3. method according to claim 2, it is characterized in that, described binary conversion treatment refers to：When input is not more than zero - 1 is output as, 1 is otherwise output as.

4. method according to claim 2, it is characterized in that, described Nonlinear Processing refers to：It is defeated when input is less than -1 It is -1 to go out, and 1 is output as when input is more than 1, and input is equal to output in the case of other.

5. method according to claim 1, it is characterized in that, multiple input vectors are merged into a matrix as be input into Row computing, then binary neural network be output as matrix form.

6. method according to claim 1, it is characterized in that, described feature refers to：By audio by framing, that is, it is cut into many There are the segment of overlap, then the applied mathematics conversion on these segments between individual adjacent two sections, each section of voice has reformed into feature, The feature extracted is used as the input of speech recognition system.

7. method according to claim 1, it is characterized in that, described HMM includes multiple states, state Transfering probability distribution and the observation probability distribution being modeled based on gauss hybrid models, wherein：One phoneme of speech sound correspondence one Individual HMM, and a HMM includes multiple states.

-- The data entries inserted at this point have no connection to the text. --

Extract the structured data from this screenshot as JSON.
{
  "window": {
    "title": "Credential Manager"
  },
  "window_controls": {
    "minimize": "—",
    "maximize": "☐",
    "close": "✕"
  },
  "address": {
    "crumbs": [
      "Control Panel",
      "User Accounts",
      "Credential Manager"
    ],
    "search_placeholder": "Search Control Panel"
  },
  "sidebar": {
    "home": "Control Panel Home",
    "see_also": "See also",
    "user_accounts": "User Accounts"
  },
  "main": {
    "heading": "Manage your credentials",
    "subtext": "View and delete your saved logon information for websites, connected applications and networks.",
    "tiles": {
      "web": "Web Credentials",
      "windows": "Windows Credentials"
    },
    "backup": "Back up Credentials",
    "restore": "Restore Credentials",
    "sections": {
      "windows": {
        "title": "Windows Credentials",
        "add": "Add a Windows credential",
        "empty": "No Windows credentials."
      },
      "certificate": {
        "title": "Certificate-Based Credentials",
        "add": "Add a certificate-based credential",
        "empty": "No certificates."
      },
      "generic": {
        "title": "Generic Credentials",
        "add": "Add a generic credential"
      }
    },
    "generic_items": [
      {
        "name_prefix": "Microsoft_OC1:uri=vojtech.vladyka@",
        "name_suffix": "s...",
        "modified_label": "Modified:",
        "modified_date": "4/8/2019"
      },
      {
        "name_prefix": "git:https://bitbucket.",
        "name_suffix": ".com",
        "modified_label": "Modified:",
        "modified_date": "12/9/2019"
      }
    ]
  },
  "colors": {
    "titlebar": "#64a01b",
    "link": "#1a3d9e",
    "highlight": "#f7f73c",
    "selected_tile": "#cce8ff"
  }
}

8. method according to claim 1, it is characterized in that, described training refers to：Use what is extracted from audio in advance Feature, calculate the parameter with the hidden Markov model of voice feature data and text matches, i.e. state transition probability distribution and Observation probability is distributed.

9. a kind of speech recognition system of the binary neural network acoustic model obtained based on any of the above-described claim methods described System, it is characterised in that including：Acquisition module, characteristic extracting module, training module and identification module, wherein：Acquisition module from Line process is exported in on-line testing process to characteristic extracting module output training audio and corresponding text to characteristic extracting module Original audio, characteristic extracting module trains the tag file and corresponding label of audio to training module output respectively, to identification mould Block exports the tag file of original audio, and training module uses the feature and label training binary neural network acoustic model extracted And export to identification module the binary neural network acoustic model after training, identification module is by the model to original audio Tag file is identified.

10. system according to claim 9, it is characterized in that, described identification refers to：Spy of the identification module to original audio Part of soliciting articles is calculated using hidden Markov model, the corresponding hidden state sequence of maximum probability is drawn, so as to draw phoneme Sequence, further obtains the corresponding text of audio.